Researchers from China Agricultural University report new insights into how flowers recover from dehydration stress in a study published (DOI: 10.1093/hr/uhaf119) on 30 April 2025 in Horticulture Research. Using cut rose as a model system, the team identified a scaffold protein that plays a key role in post-stress recovery during flowering. The study shows that this protein interacts directly with plasma membrane aquaporins, enhancing their stability and retention during dehydration and rehydration. The findings reveal a previously unknown regulatory layer that helps flowers quickly regain water and reopen after stress.
The study focused on a scaffold protein encoded by the gene RhCASPL1D1, which is strongly induced during flower opening, dehydration, and subsequent rehydration. Gene silencing experiments showed that petals lacking RhCASPL1D1 recovered water more slowly after dehydration and displayed delayed flower opening. In contrast, overexpression of the gene accelerated tissue rehydration and improved recovery performance.
At the molecular level, RhCASPL1D1 was found to localize to the plasma membrane, where it physically interacts with several aquaporins of the PIP2 subgroup. These aquaporins are responsible for high-efficiency water transport across cell membranes. Biochemical and imaging analyses demonstrated that RhCASPL1D1 does not alter aquaporin channel activity directly. Instead, it acts as a scaffold that stabilizes aquaporins, delays their degradation, and prevents their internalization under dehydration stress.
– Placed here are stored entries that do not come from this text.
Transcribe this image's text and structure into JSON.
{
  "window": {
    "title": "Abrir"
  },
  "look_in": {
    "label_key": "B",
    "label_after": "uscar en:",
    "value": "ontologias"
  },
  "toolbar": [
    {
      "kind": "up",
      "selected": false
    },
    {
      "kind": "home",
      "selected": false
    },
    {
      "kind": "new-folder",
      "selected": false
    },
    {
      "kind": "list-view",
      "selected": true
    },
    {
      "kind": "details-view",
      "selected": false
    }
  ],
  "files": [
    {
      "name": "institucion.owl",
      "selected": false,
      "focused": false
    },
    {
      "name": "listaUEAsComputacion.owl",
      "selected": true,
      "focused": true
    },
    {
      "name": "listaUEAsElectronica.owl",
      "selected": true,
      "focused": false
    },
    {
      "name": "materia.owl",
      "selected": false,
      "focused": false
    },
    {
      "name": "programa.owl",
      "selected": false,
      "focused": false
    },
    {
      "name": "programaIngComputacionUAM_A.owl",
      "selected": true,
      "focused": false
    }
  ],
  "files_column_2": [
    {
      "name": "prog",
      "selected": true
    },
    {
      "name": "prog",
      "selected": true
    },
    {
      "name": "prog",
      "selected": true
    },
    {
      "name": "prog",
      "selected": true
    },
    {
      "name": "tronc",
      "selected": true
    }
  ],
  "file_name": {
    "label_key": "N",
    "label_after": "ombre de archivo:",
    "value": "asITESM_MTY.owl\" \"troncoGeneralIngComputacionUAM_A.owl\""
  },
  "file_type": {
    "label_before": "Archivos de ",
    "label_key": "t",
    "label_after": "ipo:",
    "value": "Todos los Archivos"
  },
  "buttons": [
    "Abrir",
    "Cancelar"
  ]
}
As a result, higher levels of functional aquaporins remain at the plasma membrane during rehydration, enabling rapid water influx into petal cells. This stabilization mechanism allows floral tissues to quickly regain turgor and resume normal opening after transient water loss, highlighting a recovery-oriented strategy distinct from classical drought avoidance responses.
The authors note that plant drought research has traditionally focused on survival during stress, rather than recovery afterward. “Our findings show that flowers actively protect water transport capacity during dehydration so they can rebound quickly when water becomes available,” the researchers explain. They emphasize that scaffold proteins like RhCASPL1D1 provide a flexible regulatory layer, allowing plants to fine-tune aquaporin stability without permanently altering water channel function. This mechanism may represent a general strategy used by flowering plants to cope with short-term water fluctuations.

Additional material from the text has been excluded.